Bunlar eski graffitiler..Buradan iki şey öğrenmek mümkün:
Bir, vandalizm çok eski bir adet..
İki, turizm buralarda çok ama çok eskiden başlamış.

Çıkışta Ersoy aynı biletle girilebilen müzeye de gitmek isteyince, ben kafede oturmayı tercih ettim. Gitti, epey zaman gelmedi. Benim için sorun değil, keyfim yerinde. Gölgede oturmuşum, kahvem var, defterimle uğraştım. Ama en sonunda merak etmeye başladım çünkü daha önümüzde luaj luaj ( Louage louage) gitmemiz gereken dünya kadar yol vardı. Gelince bir sandviç yedi, hatta İstanbul yazılı tişörtünü aslında bizi güzelce kazıklamış olan garsona hediye ettik ve louage istasyonuna kadar baş dakika kadar yürüyüp, dolmuşumuzu bulduk.
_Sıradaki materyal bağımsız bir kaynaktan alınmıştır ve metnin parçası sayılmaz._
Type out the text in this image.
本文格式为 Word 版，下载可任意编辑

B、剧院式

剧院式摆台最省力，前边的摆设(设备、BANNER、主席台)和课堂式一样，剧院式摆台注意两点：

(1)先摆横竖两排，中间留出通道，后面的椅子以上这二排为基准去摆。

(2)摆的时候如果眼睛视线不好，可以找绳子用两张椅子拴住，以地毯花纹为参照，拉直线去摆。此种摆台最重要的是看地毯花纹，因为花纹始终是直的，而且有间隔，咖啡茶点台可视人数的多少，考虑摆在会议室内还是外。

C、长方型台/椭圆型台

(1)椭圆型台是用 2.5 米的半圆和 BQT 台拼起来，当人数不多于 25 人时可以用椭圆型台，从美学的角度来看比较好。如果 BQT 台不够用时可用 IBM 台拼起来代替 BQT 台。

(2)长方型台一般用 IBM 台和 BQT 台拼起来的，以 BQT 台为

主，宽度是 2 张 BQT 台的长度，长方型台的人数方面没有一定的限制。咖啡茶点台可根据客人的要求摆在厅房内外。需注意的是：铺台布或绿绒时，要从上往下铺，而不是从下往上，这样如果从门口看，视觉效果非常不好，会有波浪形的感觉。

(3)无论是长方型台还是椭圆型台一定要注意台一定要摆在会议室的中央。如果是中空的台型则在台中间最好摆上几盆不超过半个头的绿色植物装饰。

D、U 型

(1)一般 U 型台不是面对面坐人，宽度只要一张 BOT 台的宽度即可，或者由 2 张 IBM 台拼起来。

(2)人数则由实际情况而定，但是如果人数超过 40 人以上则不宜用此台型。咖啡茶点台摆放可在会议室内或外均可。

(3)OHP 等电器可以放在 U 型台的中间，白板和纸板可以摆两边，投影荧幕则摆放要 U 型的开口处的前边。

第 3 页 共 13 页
Bu sefer dolmasını beklerken epey zaman geçti ama iki saatten biraz daha fazla bir zamanda Sfax'a gelebildik. Burası Tunus'un en büyük şehirlerinden biri. Zaten şehirlerin boyutlarını dolmuş duraklarından hemen anlaşılıyor. Örneğin burada bilet gişeden alınıyor, bilet karşılığı. Öbür taraflarda direkt şöföre ödeme yapılıyor.
Gabes'e gidecek dolmuşumuzu bulduk ama hala dolmamıştı. Karnım çok aç olduğu için gidip yiyecek poğaça gibi birşeyler aldım. İçleri boş sanıyordum ama ne yazık ki değilmiş. Tavuklu bir iç olduğunu görünce çok fena hayal kırıklığına uğradım. Yiyemeyeceğimden değil, sadece çok acı olacağını bildiğim için. Cips de satılıyor ama ben gerçek birşeyler yemek istediğim için geri dönüp, karşısındaki dükkana baktım. Harika!! Sandviç yapıyorlar, hem de baget ekmeği içine. Bir ekmek alıp yarısının içine daha yeni tavadan çıkmış kızarmış yumurtayı koydurdum, diğerini boş olarak aldım. Yanımda her zaman acil durumlar için bulunan peynirle yemek için..Hemen herşeyin tadına bakarım, açsam da yerim ama ne yazık ki acı ve ben iyi bir ikili değiliz.
Sonunda dolmuş dolunca yola çıktık, deniz kenarından Gabes'e doğru ilerlemeye başladık. İlginç bir manzara..Solumuzda ilerde deniz görülüyor ama çölde ilerliyoruz. Ersoy inanmakta zorluk çekti ama deniz olması demek çöl olamaz demek değil. Peru'da da görmüştüm bunu..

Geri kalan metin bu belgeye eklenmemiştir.